Monday, October 26th, 2009

It’s a match that sounds nice on paper, but turns out to be hell in practice.

Don’t get me wrong, I’m all sorts of technically impressed with the ability to have two effective buttons, plus a multi-directional wheel, in a completely smooth surface.  The problem is that the mouse can never decide on doing just one of those magic things at a time, so every time I go to right-click (and about half the time I just want to move the mouse), I end up max-zoomed-in, because it interprets my finger positioning to make the right click, as a zoom-up request.
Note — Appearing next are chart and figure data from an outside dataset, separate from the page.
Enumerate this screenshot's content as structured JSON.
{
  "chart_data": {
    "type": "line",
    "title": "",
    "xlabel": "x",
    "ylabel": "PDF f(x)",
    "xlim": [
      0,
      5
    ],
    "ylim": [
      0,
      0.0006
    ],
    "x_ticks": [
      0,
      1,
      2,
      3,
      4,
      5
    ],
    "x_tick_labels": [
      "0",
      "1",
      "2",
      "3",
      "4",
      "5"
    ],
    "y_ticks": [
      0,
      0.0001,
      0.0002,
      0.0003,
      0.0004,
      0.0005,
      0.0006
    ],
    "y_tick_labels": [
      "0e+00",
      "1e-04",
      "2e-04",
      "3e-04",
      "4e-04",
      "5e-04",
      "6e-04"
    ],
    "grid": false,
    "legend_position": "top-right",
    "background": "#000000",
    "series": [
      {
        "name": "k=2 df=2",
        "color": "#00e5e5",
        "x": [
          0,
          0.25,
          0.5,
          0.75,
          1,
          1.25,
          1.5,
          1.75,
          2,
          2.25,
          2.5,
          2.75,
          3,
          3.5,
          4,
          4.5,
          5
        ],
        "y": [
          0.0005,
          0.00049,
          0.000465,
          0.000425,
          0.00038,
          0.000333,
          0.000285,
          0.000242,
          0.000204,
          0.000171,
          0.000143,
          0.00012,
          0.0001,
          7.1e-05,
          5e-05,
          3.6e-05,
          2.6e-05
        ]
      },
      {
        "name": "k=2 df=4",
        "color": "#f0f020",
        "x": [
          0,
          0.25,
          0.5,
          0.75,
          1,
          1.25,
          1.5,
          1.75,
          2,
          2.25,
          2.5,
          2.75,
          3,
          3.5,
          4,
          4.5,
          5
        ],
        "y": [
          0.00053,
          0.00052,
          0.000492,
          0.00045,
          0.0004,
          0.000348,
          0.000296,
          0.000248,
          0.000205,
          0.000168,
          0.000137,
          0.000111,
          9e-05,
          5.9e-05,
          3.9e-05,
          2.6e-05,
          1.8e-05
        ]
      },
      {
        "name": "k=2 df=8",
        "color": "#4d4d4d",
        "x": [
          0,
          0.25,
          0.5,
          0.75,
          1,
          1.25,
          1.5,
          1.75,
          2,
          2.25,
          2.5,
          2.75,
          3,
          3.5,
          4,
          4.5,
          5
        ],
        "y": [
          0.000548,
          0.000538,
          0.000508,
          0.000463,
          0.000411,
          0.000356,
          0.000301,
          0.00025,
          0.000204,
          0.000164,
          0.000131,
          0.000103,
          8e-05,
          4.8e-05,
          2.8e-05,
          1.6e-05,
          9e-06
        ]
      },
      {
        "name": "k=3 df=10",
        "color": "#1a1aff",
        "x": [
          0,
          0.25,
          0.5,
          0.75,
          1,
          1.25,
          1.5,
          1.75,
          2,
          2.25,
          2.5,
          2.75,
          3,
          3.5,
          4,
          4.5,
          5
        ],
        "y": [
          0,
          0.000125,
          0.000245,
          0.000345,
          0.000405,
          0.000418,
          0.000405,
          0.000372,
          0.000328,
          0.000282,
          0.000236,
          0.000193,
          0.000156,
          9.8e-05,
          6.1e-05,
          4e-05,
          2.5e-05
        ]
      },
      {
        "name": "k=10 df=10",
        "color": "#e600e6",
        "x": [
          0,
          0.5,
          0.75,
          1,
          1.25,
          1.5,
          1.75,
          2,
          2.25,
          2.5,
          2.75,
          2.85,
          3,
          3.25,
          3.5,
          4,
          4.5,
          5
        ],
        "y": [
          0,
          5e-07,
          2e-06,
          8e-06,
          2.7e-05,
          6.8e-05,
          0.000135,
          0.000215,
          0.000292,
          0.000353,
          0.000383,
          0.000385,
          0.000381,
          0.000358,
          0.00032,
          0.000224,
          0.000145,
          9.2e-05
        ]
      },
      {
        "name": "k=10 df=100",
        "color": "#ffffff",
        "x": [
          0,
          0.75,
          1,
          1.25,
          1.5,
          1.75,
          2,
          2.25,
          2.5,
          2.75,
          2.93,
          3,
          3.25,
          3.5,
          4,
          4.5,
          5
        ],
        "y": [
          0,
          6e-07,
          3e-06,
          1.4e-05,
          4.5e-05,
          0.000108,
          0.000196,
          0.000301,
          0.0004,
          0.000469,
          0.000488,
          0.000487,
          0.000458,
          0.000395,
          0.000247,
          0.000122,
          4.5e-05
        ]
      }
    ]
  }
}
UPDATE:  After three days, it was still not getting any easier to use, so I gave up and went back to my Logitech wireless.  It’s not as sexy looking, but it always works.  Even at it’s fastest setting, the magic mouse is insanely slow on the huge desktop.  With the logitech, I can set the mouse speed down several notches, and still be faster than the Apple product.    I’m not wiping a raid just to have something cool on my desk.
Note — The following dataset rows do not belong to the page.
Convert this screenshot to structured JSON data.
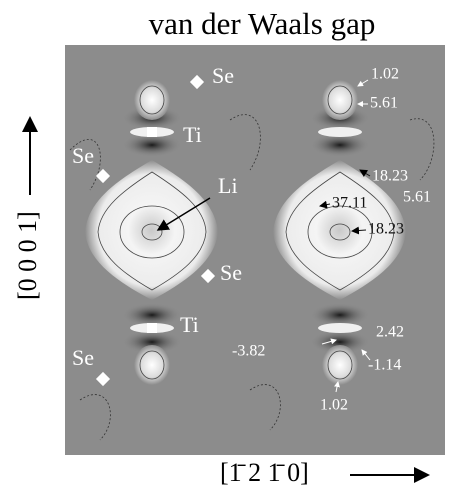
{
  "figure": {
    "title": "van der Waals gap",
    "y_axis_label": "[0 0 0 1]",
    "x_axis_label": "[1̄ 2 1̄ 0]",
    "atoms": [
      "Se",
      "Ti",
      "Se",
      "Li",
      "Se",
      "Ti",
      "Se"
    ],
    "contour_labels": [
      "1.02",
      "5.61",
      "18.23",
      "37.11",
      "5.61",
      "18.23",
      "2.42",
      "-3.82",
      "-1.14",
      "1.02"
    ]
  }
}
UPDATE2:  This post is very popular, and I felt bad that it didn’t have any solutions to offer all the people stopping by, so I opened a support ticket at blizzard and asked if they had any official recommendations.  They had none, but the agent said, “personally, I use an Intellipoint mouse”, and suggested checking out the forums.   Sure enough, hidden in a thread about lack of a middle-button to trigger auto-run, was a pointer to a third-party app, free even, for the magic mouse that adds the ability to increase the maximum mouse speed by a extra 200%.  When I get home tonight, I’ll try it out and let you know if it helps.  Or you can try it out now and let me know, someone has to work around here. =p

UPDATE3:  There were hopes to be had, hopes to be shattered it seems.  The app does indeed power-charge the magic mouse, right up until you start world of warcraft, at which point Blizz-suck takes over and slows the mouse back down.  At least now I have a middle mouse button for outside of warcraft.

Oh Dell

Monday, October 26th, 2009

In PC repair news, despite Dell’s best efforts, I have managed to replace the power supply on the ‘gaming’ desktop machine.  They put the HD and the DVD as far apart in the case as physically possible, so the standard ATX SATA-power cables couldn’t reach both.  The video card blocked the HD into it’s original slot, and the super CPU fan blocked the best proper HD slot, so now, in familiar territory for one of my PCs, the HD is just wedged into place where a second optical drive would go.